When he reached the highway by the water sports complex, he was still resisting the upheaval that was reshaping his body and mind. It was already dawn. He lifted his eyes towards the east to see the nurse who had followed him, watching him with her wet hair clinging to her face.

“I want to stay among them and save them! I can do it! I want to resurrect the dead. I do not want to disappear to start over again and again,” he told her. “If I could stay in this form, I would save the world, and I would be free too, at last.”

The wind created a restless wave upon the waters. A thunderbolt struck nearby. The first red trucks of the circus were setting out on the highway; they were being washed up by the storm.

The nurse took him in her arms. The rain redoubled in intensity.

“Do you need to hide?” she asked tenderly.

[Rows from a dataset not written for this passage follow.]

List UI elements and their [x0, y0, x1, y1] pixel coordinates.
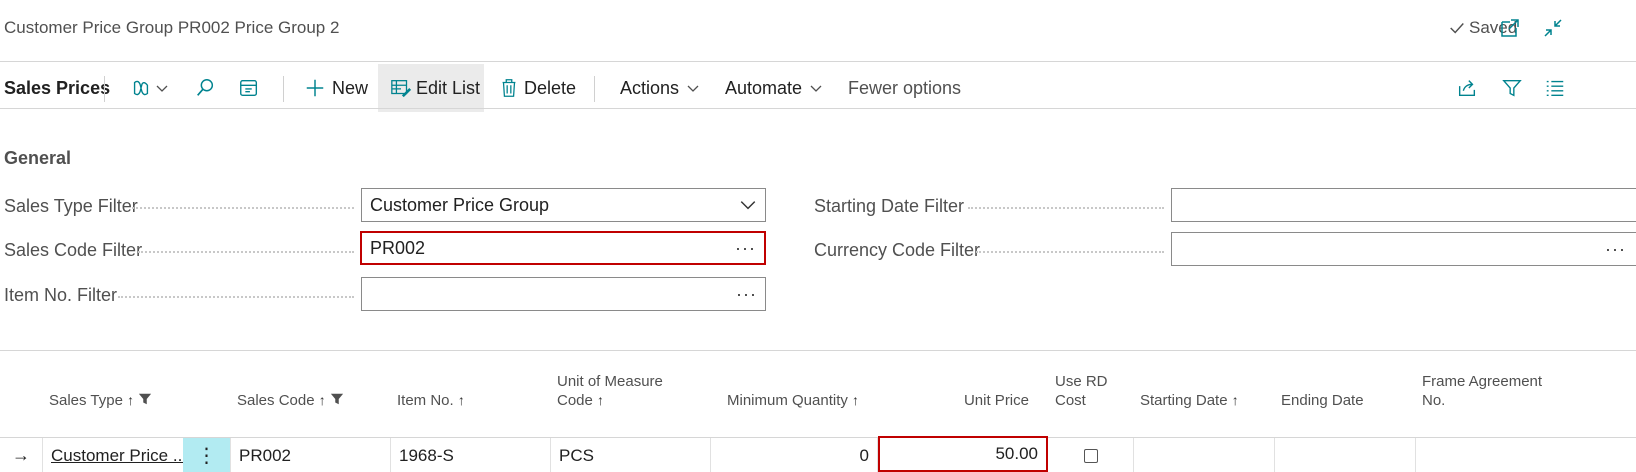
lookup-ellipsis-button[interactable]: ··· — [736, 284, 757, 305]
edit-list-icon — [391, 80, 412, 98]
search-icon — [197, 79, 214, 96]
starting-date-filter-label: Starting Date Filter — [814, 196, 965, 216]
section-divider — [0, 350, 1636, 351]
new-label: New — [332, 77, 369, 98]
grid-header: Sales Type ↑ Sales Code ↑ Item No. ↑ Uni… — [0, 373, 1636, 436]
sales-code-filter-value: PR002 — [370, 237, 426, 258]
plus-icon — [306, 79, 324, 97]
sales-code-filter-input[interactable]: PR002 ··· — [360, 231, 766, 265]
cell-item-no[interactable]: 1968-S — [391, 438, 551, 472]
separator — [594, 76, 595, 102]
cell-use-rd-cost[interactable] — [1048, 438, 1134, 472]
lookup-ellipsis-button[interactable]: ··· — [735, 238, 756, 259]
actions-menu-button[interactable]: Actions — [620, 64, 701, 112]
action-bar: Sales Prices New Edit List Delete Action… — [0, 64, 1636, 112]
starting-date-filter-input[interactable] — [1171, 188, 1636, 222]
column-header-frame-agreement-no[interactable]: Frame Agreement No. — [1422, 372, 1542, 410]
cell-sales-type[interactable]: Customer Price ... — [43, 438, 183, 472]
automate-label: Automate — [725, 77, 803, 98]
item-no-filter-input[interactable]: ··· — [361, 277, 766, 311]
new-button[interactable]: New — [304, 64, 368, 112]
column-header-starting-date[interactable]: Starting Date ↑ — [1140, 391, 1239, 410]
trash-icon — [502, 79, 516, 97]
item-no-filter-label: Item No. Filter — [4, 285, 118, 305]
filter-icon — [330, 393, 344, 405]
cell-unit-of-measure[interactable]: PCS — [551, 438, 711, 472]
actions-label: Actions — [620, 77, 680, 98]
column-header-unit-of-measure[interactable]: Unit of Measure Code ↑ — [557, 372, 663, 410]
sort-ascending-icon: ↑ — [318, 392, 326, 408]
label-leader — [976, 251, 1164, 253]
header-divider — [0, 61, 1636, 62]
sort-ascending-icon: ↑ — [1231, 392, 1239, 408]
collapse-icon[interactable] — [1541, 16, 1565, 40]
currency-code-filter-label: Currency Code Filter — [814, 240, 981, 260]
label-leader — [118, 296, 354, 298]
list-view-icon[interactable] — [1544, 77, 1566, 99]
label-leader — [138, 251, 354, 253]
sales-type-link[interactable]: Customer Price ... — [51, 446, 183, 466]
label-leader — [132, 207, 354, 209]
automate-menu-button[interactable]: Automate — [725, 64, 824, 112]
filter-icon — [139, 393, 152, 405]
row-actions-menu-button[interactable]: ⋮ — [183, 438, 231, 472]
section-title-general[interactable]: General — [4, 148, 71, 169]
search-button[interactable] — [194, 64, 216, 112]
cell-unit-price[interactable]: 50.00 — [878, 436, 1048, 472]
share-icon[interactable] — [1456, 77, 1478, 99]
edit-list-label: Edit List — [416, 77, 481, 98]
cell-ending-date[interactable] — [1275, 438, 1416, 472]
sort-ascending-icon: ↑ — [852, 392, 860, 408]
chevron-down-icon — [156, 85, 168, 92]
delete-label: Delete — [524, 77, 577, 98]
column-header-sales-code[interactable]: Sales Code ↑ — [237, 391, 344, 410]
checkmark-icon — [1450, 23, 1464, 34]
actionbar-divider — [0, 108, 1636, 109]
sales-type-filter-label: Sales Type Filter — [4, 196, 138, 216]
column-header-sales-type[interactable]: Sales Type ↑ — [49, 391, 152, 410]
label-leader — [968, 207, 1164, 209]
use-rd-cost-checkbox[interactable] — [1083, 448, 1098, 463]
edit-list-button[interactable]: Edit List — [378, 64, 484, 112]
copilot-button[interactable] — [130, 64, 170, 112]
action-bar-title: Sales Prices — [4, 77, 111, 98]
sales-code-filter-label: Sales Code Filter — [4, 240, 143, 260]
copilot-icon — [133, 80, 149, 96]
column-header-use-rd-cost[interactable]: Use RD Cost — [1055, 372, 1108, 410]
filter-icon[interactable] — [1501, 77, 1523, 99]
personalize-button[interactable] — [238, 64, 260, 112]
separator — [104, 76, 105, 102]
column-header-minimum-quantity[interactable]: Minimum Quantity ↑ — [727, 391, 859, 410]
delete-button[interactable]: Delete — [498, 64, 576, 112]
sales-type-filter-value: Customer Price Group — [370, 194, 550, 215]
separator — [283, 76, 284, 102]
cell-minimum-quantity[interactable]: 0 — [711, 438, 878, 472]
lookup-ellipsis-button[interactable]: ··· — [1605, 239, 1626, 260]
sort-ascending-icon: ↑ — [597, 392, 605, 408]
cell-frame-agreement-no[interactable] — [1416, 438, 1636, 472]
personalize-icon — [240, 79, 258, 97]
table-row[interactable]: → Customer Price ... ⋮ PR002 1968-S PCS … — [0, 436, 1636, 472]
sales-type-filter-select[interactable]: Customer Price Group — [361, 188, 766, 222]
cell-starting-date[interactable] — [1134, 438, 1275, 472]
chevron-down-icon — [687, 85, 699, 92]
row-indicator-arrow-icon: → — [0, 438, 43, 472]
currency-code-filter-input[interactable]: ··· — [1171, 232, 1636, 266]
open-in-new-window-icon[interactable] — [1498, 16, 1522, 40]
sort-ascending-icon: ↑ — [457, 392, 465, 408]
column-header-ending-date[interactable]: Ending Date — [1281, 391, 1364, 410]
fewer-options-button[interactable]: Fewer options — [848, 64, 961, 112]
cell-sales-code[interactable]: PR002 — [231, 438, 391, 472]
column-header-item-no[interactable]: Item No. ↑ — [397, 391, 465, 410]
column-header-unit-price[interactable]: Unit Price — [880, 391, 1029, 410]
chevron-down-icon — [810, 85, 822, 92]
sort-ascending-icon: ↑ — [127, 392, 135, 408]
chevron-down-icon — [740, 201, 756, 210]
page-header: Customer Price Group PR002 Price Group 2… — [0, 0, 1636, 60]
page-title: Customer Price Group PR002 Price Group 2 — [4, 18, 340, 37]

“I must disappear!” Floozman answered, shivering. “Go away. You wouldn’t understand.”

“I will help you.”

She kissed him. They rolled down the embankment. When their bodies hit the fence below, Fred Looseman asked, “Where is my van? I should not be here. Help me. I have had a seizure.”

Later, without a word, the nurse led Fred Looseman to the emergency room at the hospital in Plouvigny. Then she left, taking with her Floozman’s cloak.

A helicopter flew over the beet field, where teams of circus workmen were still busy. Some young people were still dancing amid wax paper and unfettered horses.